Parameter: distortion_method@primary@phoebe01@compute
                       Qualifier: distortion_method
                     Description: Method to use for distorting stars
                           Value: roche
                         Choices: roche, rotstar, sphere, none
                  Constrained by: 
                      Constrains: None
                      Related to: None
                 Only visible if: mesh_method:marching,hierarchy.is_meshable:true

And can even provide direct access to the keys/attributes of the Parameter (value, description, limits, etc)


In [38]:
print(b['value@distortion_method@primary@compute'])


roche

In [39]:
print(b['description@distortion_method@primary@compute'])
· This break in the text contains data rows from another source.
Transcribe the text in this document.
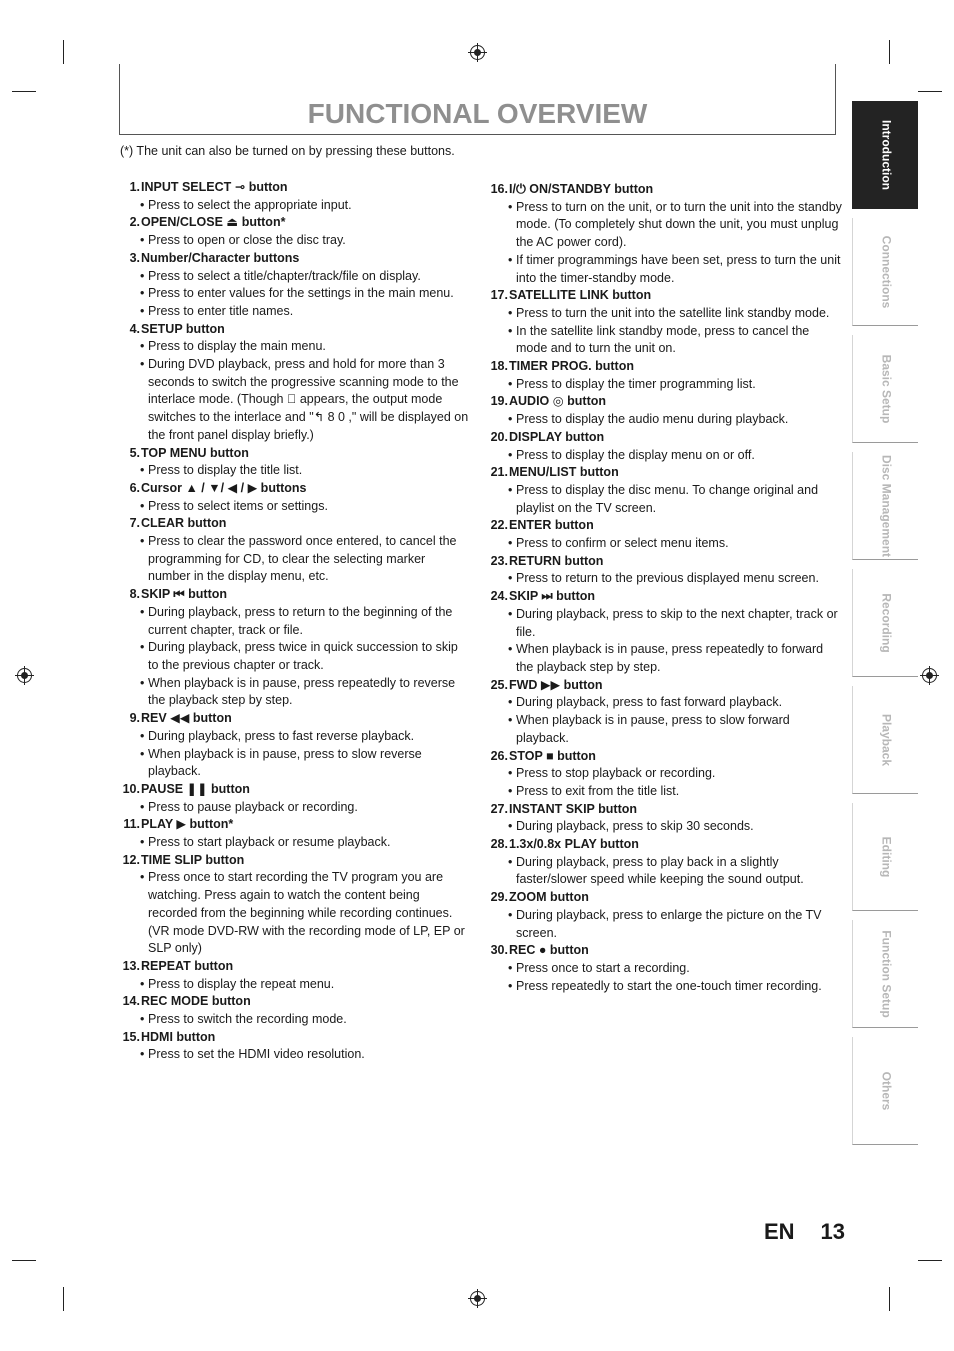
FUNCTIONAL OVERVIEW
(*) The unit can also be turned on by pressing these buttons.
1. INPUT SELECT ⊸ button
• Press to select the appropriate input.
2. OPEN/CLOSE ⏏ button*
• Press to open or close the disc tray.
3. Number/Character buttons
• Press to select a title/chapter/track/file on display.
• Press to enter values for the settings in the main menu.
• Press to enter title names.
4. SETUP button
• Press to display the main menu.
• During DVD playback, press and hold for more than 3 seconds to switch the progressive scanning mode to the interlace mode. (Though ⃠ appears, the output mode switches to the interlace and "↰ 8 0 ," will be displayed on the front panel display briefly.)
5. TOP MENU button
• Press to display the title list.
6. Cursor ▲ / ▼/ ◀ / ▶ buttons
• Press to select items or settings.
7. CLEAR button
• Press to clear the password once entered, to cancel the programming for CD, to clear the selecting marker number in the display menu, etc.
8. SKIP ⏮ button
• During playback, press to return to the beginning of the current chapter, track or file.
• During playback, press twice in quick succession to skip to the previous chapter or track.
• When playback is in pause, press repeatedly to reverse the playback step by step.
9. REV ◀◀ button
• During playback, press to fast reverse playback.
• When playback is in pause, press to slow reverse playback.
10. PAUSE ❚❚ button
• Press to pause playback or recording.
11. PLAY ▶ button*
• Press to start playback or resume playback.
12. TIME SLIP button
• Press once to start recording the TV program you are watching. Press again to watch the content being recorded from the beginning while recording continues. (VR mode DVD-RW with the recording mode of LP, EP or SLP only)
13. REPEAT button
• Press to display the repeat menu.
14. REC MODE button
• Press to switch the recording mode.
15. HDMI button
• Press to set the HDMI video resolution.
16. I/⏻ ON/STANDBY button
• Press to turn on the unit, or to turn the unit into the standby mode. (To completely shut down the unit, you must unplug the AC power cord).
• If timer programmings have been set, press to turn the unit into the timer-standby mode.
17. SATELLITE LINK button
• Press to turn the unit into the satellite link standby mode.
• In the satellite link standby mode, press to cancel the mode and to turn the unit on.
18. TIMER PROG. button
• Press to display the timer programming list.
19. AUDIO ◎ button
• Press to display the audio menu during playback.
20. DISPLAY button
• Press to display the display menu on or off.
21. MENU/LIST button
• Press to display the disc menu. To change original and playlist on the TV screen.
22. ENTER button
• Press to confirm or select menu items.
23. RETURN button
• Press to return to the previous displayed menu screen.
24. SKIP ⏭ button
• During playback, press to skip to the next chapter, track or file.
• When playback is in pause, press repeatedly to forward the playback step by step.
25. FWD ▶▶ button
• During playback, press to fast forward playback.
• When playback is in pause, press to slow forward playback.
26. STOP ■ button
• Press to stop playback or recording.
• Press to exit from the title list.
27. INSTANT SKIP button
• During playback, press to skip 30 seconds.
28. 1.3x/0.8x PLAY button
• During playback, press to play back in a slightly faster/slower speed while keeping the sound output.
29. ZOOM button
• During playback, press to enlarge the picture on the TV screen.
30. REC ● button
• Press once to start a recording.
• Press repeatedly to start the one-touch timer recording.
Introduction
Connections
Basic Setup
Disc Management
Recording
Playback
Editing
Function Setup
Others
EN 13
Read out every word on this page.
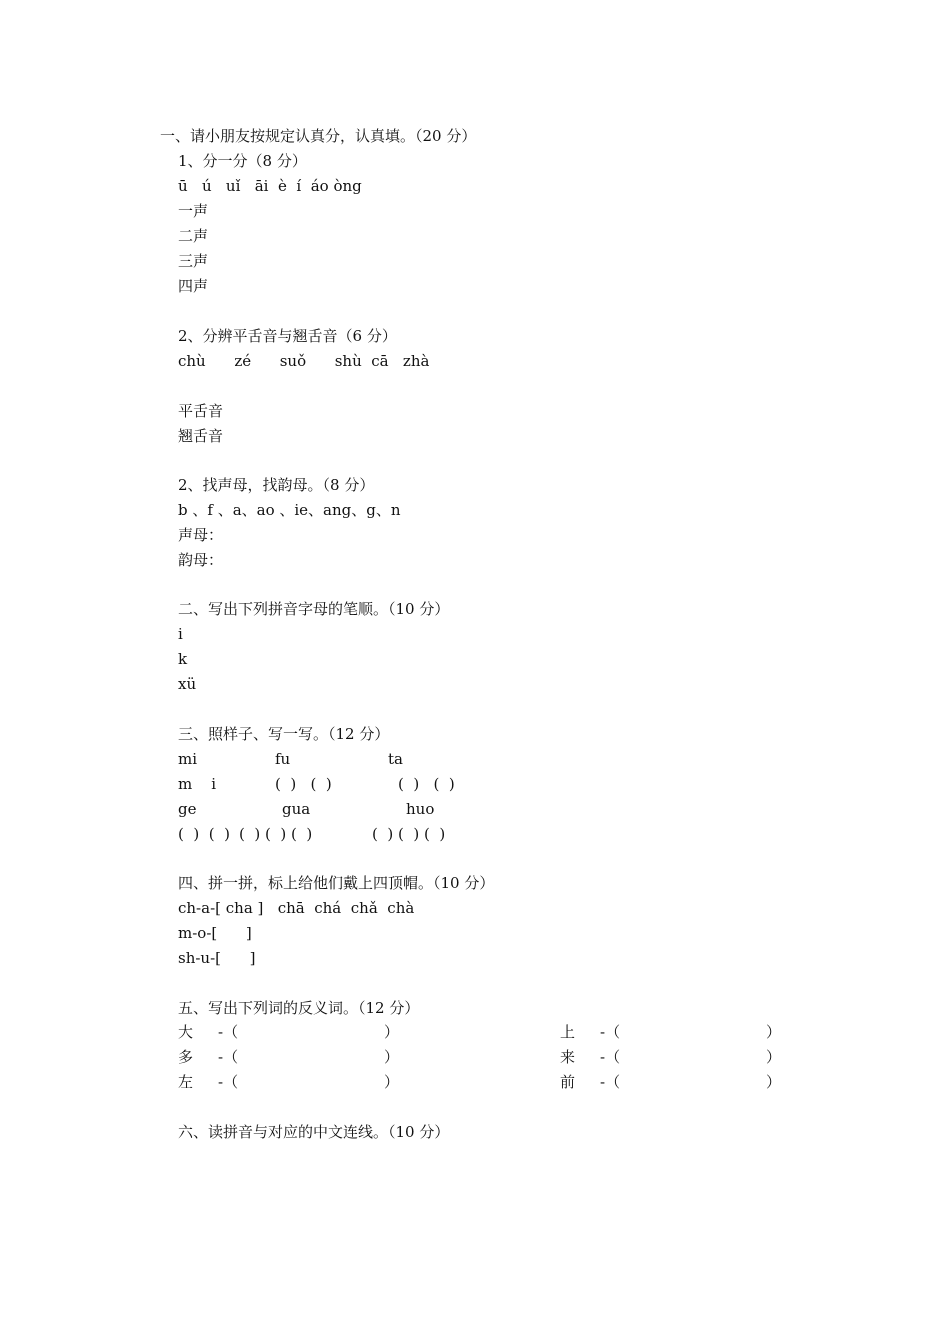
一、请小朋友按规定认真分，认真填。（20 分）

1、分一分（8 分）

ū   ú   uǐ   āi  è  í  áo òng

一声

二声

三声

四声

2、分辨平舌音与翘舌音（6 分）

chù      zé      suǒ      shù  cā   zhà

平舌音

翘舌音

2、找声母，找韵母。（8 分）

b 、f 、a、ao 、ie、ang、g、n

声母：

韵母：

二、写出下列拼音字母的笔顺。（10 分）

i

k

xü

三、照样子、写一写。（12 分）

mi	fu	ta
m    i	(  )   (  )	(  )   (  )
ge	gua	huo
(  )  (  ) (  ) (  ) (  )	(  ) (  ) (  )

四、拼一拼，标上给他们戴上四顶帽。（10 分）

ch-a-[ cha ]   chā  chá  chǎ  chà

m-o-[      ]

sh-u-[      ]

五、写出下列词的反义词。（12 分）

大 -（	）	上 -（	）
多 -（	）	来 -（	）
左 -（	）	前 -（	）

六、读拼音与对应的中文连线。（10 分）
Method to use for distorting stars

As with the tags, you can call .twigs on any ParameterSet to see the "smallest unique twigs" of the contained Parameters


In [40]:
b['compute'].twigs


Out[40]:
['sample_from@phoebe01@phoebe@compute',
 'comments@phoebe01@phoebe@compute',
 'dynamics_method@phoebe01@phoebe@compute',
 'ltte@phoebe01@phoebe@compute',
 'irrad_method@phoebe01@phoebe@compute',
 'boosting_method@phoebe01@phoebe@compute',
 'eclipse_method@phoebe01@phoebe@compute',
 'horizon_method@phoebe01@phoebe@compute',
 'mesh_method@primary@phoebe01@phoebe@compute',
 'mesh_method@secondary@phoebe01@phoebe@compute',
 'ntriangles@primary@phoebe01@phoebe@compute',
 'ntriangles@secondary@phoebe01@phoebe@compute',
 'distortion_method@primary@phoebe01@phoebe@compute',
 'distortion_method@secondary@phoebe01@phoebe@compute',
 'atm@primary@phoebe01@phoebe@compute',
 'atm@secondary@phoebe01@phoebe@compute']

Since the more verbose method without twigs is a bit clearer to read, most of the tutorials will show that syntax, but feel free to use twigs if they make more sense to you.